There was correlation between an outcome and a degree of compression of the third and fourth ventricles. This sign was ascertained with the help of CT and transcranial neurosonographic examinations of patients with deep coma. It was watched in 94% of fatalities. Deformity of the ambient cistern was one more important sign of the second priority, present in 65% of cases. Besides, there was correlation between a volume of parenchymal hemorrhage and a trauma outcome. The mortality rate was as high as 96% in patients with multiple hemorrhagic foci. It did not exceed 54% in a single contusion focus with a volume of 15 cm3 and less.
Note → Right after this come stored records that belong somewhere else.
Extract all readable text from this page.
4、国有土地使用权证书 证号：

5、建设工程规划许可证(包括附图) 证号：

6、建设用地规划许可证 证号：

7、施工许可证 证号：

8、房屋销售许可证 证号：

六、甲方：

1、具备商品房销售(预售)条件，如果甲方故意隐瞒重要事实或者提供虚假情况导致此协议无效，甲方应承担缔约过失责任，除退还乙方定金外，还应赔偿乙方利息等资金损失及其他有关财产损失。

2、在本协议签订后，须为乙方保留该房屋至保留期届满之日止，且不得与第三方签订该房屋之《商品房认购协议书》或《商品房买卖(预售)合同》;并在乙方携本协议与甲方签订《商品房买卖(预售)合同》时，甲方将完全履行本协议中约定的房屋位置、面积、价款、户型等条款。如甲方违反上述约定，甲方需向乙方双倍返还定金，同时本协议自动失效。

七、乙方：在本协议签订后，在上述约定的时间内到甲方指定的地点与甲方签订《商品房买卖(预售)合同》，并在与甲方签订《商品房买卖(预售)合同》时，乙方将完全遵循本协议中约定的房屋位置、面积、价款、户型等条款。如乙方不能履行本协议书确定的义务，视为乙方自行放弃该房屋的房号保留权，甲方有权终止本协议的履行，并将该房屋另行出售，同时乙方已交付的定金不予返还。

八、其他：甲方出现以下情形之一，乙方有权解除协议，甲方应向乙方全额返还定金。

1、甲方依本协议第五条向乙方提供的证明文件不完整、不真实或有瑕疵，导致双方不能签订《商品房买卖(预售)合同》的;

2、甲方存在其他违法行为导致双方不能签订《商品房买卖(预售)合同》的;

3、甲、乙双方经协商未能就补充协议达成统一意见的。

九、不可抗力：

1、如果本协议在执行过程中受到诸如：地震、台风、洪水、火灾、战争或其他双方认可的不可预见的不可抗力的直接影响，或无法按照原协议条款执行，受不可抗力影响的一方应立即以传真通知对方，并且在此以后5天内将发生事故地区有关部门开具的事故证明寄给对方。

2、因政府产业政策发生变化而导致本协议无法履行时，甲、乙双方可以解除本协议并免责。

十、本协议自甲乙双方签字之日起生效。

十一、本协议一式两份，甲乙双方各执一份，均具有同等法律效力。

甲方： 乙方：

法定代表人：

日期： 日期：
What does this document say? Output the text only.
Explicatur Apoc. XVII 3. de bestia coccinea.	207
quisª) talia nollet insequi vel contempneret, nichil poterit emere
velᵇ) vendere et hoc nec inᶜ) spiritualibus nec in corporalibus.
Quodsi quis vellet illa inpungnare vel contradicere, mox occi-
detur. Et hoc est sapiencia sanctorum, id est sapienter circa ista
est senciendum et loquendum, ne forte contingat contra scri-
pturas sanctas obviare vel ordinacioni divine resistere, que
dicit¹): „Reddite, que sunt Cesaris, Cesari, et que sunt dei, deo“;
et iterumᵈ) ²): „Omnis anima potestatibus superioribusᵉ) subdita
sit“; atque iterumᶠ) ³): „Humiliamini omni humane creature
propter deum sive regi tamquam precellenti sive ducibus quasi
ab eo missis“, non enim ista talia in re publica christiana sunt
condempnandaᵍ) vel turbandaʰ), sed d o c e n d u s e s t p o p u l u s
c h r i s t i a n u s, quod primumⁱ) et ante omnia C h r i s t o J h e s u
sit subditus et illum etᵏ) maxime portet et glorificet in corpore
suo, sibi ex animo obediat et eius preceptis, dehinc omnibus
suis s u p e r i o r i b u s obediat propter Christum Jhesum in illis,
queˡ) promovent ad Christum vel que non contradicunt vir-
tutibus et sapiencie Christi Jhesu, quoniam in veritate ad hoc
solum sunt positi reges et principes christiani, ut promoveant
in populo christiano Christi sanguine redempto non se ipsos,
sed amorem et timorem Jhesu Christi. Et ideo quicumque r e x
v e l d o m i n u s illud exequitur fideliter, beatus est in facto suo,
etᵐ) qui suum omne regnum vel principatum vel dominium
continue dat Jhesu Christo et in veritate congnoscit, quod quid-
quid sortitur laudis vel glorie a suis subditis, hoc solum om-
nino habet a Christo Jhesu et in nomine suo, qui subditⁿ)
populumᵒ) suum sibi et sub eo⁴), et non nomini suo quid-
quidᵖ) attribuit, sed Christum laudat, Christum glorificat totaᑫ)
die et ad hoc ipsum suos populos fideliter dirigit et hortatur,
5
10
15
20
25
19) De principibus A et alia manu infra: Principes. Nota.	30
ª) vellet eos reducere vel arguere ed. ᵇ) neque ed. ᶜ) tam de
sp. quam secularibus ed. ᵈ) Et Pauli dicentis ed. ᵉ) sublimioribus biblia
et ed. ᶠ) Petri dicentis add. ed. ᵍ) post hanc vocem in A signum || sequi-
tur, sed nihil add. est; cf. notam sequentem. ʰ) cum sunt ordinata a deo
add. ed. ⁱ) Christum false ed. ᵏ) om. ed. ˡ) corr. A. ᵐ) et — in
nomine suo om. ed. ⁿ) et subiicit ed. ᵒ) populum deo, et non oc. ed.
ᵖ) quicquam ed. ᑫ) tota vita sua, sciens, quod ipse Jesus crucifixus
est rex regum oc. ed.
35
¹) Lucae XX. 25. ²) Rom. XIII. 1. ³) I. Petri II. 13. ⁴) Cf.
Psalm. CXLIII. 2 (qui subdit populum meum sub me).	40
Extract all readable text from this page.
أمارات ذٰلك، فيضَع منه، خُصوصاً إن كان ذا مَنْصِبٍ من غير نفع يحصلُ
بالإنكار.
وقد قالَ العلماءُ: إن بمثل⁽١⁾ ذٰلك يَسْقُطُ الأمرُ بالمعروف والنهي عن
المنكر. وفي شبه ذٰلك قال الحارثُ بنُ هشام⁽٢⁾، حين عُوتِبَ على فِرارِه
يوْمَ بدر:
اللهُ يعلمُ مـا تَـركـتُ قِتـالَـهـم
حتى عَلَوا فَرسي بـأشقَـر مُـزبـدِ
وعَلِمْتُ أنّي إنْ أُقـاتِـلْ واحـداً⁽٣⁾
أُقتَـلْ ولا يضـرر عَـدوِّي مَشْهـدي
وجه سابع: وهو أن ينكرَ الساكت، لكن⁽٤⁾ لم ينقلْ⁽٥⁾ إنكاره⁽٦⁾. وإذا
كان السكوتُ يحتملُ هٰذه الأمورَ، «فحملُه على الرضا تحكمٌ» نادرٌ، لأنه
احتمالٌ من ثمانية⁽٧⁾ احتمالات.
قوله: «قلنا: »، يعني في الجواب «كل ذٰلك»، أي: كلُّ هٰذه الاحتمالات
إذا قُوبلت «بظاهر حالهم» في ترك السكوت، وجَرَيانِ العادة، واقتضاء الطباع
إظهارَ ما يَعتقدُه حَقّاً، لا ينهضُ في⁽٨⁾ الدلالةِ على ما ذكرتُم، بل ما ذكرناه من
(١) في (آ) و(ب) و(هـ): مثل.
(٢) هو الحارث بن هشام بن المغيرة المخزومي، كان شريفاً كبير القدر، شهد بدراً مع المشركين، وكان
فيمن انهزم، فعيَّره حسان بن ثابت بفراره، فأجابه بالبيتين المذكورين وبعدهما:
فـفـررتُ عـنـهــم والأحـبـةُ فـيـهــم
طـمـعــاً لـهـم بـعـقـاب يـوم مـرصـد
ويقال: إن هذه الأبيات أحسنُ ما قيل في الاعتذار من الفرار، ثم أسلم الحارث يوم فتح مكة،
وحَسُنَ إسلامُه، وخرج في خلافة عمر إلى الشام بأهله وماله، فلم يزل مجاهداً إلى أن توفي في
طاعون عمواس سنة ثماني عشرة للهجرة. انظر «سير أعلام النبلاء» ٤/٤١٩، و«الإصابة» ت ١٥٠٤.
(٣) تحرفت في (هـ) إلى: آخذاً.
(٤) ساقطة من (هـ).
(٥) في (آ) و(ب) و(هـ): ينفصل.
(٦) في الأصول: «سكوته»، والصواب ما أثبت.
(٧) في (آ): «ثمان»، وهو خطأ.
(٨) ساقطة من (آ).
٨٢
  1. The most reliable CT and neurosonographic criteria, used for prognosticating an outcome of SCCT in epidural, subdural and parenchymal hemorrhages include a hemorrhage volume and Evans index, which are characterized by certain relationship. In case of Evans index of more than 30% and deformity of the ambient cistern, the mortality rate in comatose patients increased up to 90%. There was no consciousness gain and a vegetative state developed in 7-14 days of coma.
  2. Correlation between data of transcranial neurosonography, CT findings and autopsy results is the most reliable factor, which can be used during estimation of patients with deep coma and SCCT.
  3. Estimation of coma in patients with SCCT resulted in differentiated application of methods of conservative management; a considerable volume of hemorrhage and a comatose state against a background of unstable vital functions were not contraindications for surgical treatment.
  4. Compression of the third and fourth ventricles with deformity of the ambient cistern in comatose patients, confirmed by CT and TNS, was an unfavorable factor. Smoothing of the ambient cistern in vegetative patients was not a reliable sign. It was explained by an increase of intracranial space due to traumatic atrophic changes.